By Christopher Mill, Contributing Reporter

RIO DE JANEIRO – The considerable rebuilding works of urban zoos in cities such as Chicago, London, Hong Kong, Melbourne and Cape Town in recent years have become leading examples for the rest of the world’s zoological community in the creation of urban animal enclosures. Having hit a new record of over 70,000 visitors last year and with the forthcoming, and much-needed, renovations set to start in early 2012, Rio Zoo is slowly closing in on claiming a spot on the city’s famous list of tourist destinations.

The leopard at Rio Zoo, one of several wild cats whose enclosures are set for modernization, photo by Keven Law/ Wikimedia Creative Commons License.

Set among stunning imperial palm trees in Quinta da Boa Vista in Zona Norte, it was first opened in 1888. Despite its reputation as ‘The National Zoo’, Rio in fact has fewer species than São Paulo, and is roughly half the size of that in Port Alegre. Its 2,900 animals, deriving from 485 different species, is also comparatively modest given the amount of land available to house them. The London Zoo in Regents Park, for example, has 755 Species and close to 15,000 individual animals on 36 acres of land, only five acres more than Rio.

Certainly some of this can be attributed to the higher quantity of creatures found together in London’s marine life habitats, not present here in Rio, but what it lacks in underwater life it makes up for in its rare species of birds and collection of endangered domestic primates such as the yellow-throated capuchin monkey.

The apes have always been a big draw, and whilst the orang-utans and chimps grab the crowds, the legend of monkey Macaco Tião’s will always endure after he was jokingly nominated to run for city mayor in 1988 by TV show Casseta e Planeta and, it is widely claimed, came third with almost half a million votes.

The spectacular entrance to Quinta da Boa Vista, photo by Zoological Park of Rio de Janeiro.

From an aerial view, the zoo can be divided into three distinct sections, the first and largest of which is the ‘Animais da Quinta’, located in a fenced off part of Quinta da Boa Vista park.
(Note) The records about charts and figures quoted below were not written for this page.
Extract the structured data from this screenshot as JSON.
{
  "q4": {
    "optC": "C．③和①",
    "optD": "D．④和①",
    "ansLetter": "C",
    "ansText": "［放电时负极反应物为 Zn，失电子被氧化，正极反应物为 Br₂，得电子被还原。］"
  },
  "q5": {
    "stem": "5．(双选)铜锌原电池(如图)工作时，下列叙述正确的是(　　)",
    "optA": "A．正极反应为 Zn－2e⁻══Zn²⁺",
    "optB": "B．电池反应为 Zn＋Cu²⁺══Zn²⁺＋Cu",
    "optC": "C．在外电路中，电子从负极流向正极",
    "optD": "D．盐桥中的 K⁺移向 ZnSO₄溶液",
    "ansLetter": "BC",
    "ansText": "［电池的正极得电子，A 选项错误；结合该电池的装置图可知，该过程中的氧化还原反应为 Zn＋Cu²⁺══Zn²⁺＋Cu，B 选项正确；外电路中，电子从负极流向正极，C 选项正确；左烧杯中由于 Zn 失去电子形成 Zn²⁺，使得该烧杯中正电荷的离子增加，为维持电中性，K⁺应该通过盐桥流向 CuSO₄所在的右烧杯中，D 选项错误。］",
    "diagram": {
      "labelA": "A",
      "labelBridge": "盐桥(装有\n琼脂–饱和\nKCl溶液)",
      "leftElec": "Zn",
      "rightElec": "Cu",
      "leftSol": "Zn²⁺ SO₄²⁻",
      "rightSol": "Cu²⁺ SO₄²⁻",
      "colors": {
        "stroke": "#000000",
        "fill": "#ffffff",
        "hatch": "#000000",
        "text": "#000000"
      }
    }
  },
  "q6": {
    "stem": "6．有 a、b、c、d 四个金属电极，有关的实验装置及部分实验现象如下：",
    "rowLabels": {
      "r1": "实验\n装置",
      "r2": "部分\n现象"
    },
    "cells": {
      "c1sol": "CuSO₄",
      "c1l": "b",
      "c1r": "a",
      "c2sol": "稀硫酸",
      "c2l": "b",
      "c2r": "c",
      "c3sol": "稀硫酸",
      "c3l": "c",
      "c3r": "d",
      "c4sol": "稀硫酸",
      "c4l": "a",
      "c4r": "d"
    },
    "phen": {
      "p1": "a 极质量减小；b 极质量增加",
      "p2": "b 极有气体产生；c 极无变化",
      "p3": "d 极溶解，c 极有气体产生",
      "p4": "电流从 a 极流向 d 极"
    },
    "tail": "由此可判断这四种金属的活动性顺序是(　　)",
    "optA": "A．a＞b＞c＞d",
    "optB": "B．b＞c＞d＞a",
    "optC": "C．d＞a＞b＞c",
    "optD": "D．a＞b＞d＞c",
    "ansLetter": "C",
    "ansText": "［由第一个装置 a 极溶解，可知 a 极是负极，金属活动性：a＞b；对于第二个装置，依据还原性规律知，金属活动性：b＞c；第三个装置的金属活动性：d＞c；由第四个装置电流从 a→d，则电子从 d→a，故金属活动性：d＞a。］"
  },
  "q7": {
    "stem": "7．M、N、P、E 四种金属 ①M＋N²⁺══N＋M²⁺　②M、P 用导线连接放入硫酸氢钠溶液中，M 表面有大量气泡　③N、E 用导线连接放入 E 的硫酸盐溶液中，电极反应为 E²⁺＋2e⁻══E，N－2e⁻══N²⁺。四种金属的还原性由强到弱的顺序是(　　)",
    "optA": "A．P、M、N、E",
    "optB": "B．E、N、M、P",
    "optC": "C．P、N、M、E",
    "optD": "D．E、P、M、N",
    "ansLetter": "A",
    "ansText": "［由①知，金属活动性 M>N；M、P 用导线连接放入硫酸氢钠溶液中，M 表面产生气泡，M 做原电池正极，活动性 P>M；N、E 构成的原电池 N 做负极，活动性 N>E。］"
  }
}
Kept in the spacious enclosure is a sizable array of farm animals from around the globe and smaller members of the cervidae family such as the reindeer.

The second section is home to the reptiles, amphibians and nocturnal creatures as well as the spectacular bird collection for which Rio Zoo has grown famous. Down a steep ridge circling back around towards the entrance, the third area is filled with the crowd-pleasing mammals that no major zoo would be complete without, from hippos to monkeys and elephants, but some of the big cats look increasingly unhappy with their lot.

It is clear that the 122-year-old zoo has had a long wait for the forthcoming renovations, and though numbers are up, the appeal of the zoo has decreased somewhat with the obvious need for modernization. Whereas many of the animals have plenty of space to keep themselves in which to roam, some, notably the wild cats and the bear, are in serious need of new housing. The Asian Elephant paddock will also be a priority if the standards are to be brought into line with the world’s best.

The Rio Zoo can be easily accessed from the south zone of the city by metro, alighting at São Cristovão. Entrance is R$6,00, and the National History Museum is a 10-minute walk from the zoo in the Área Verde park.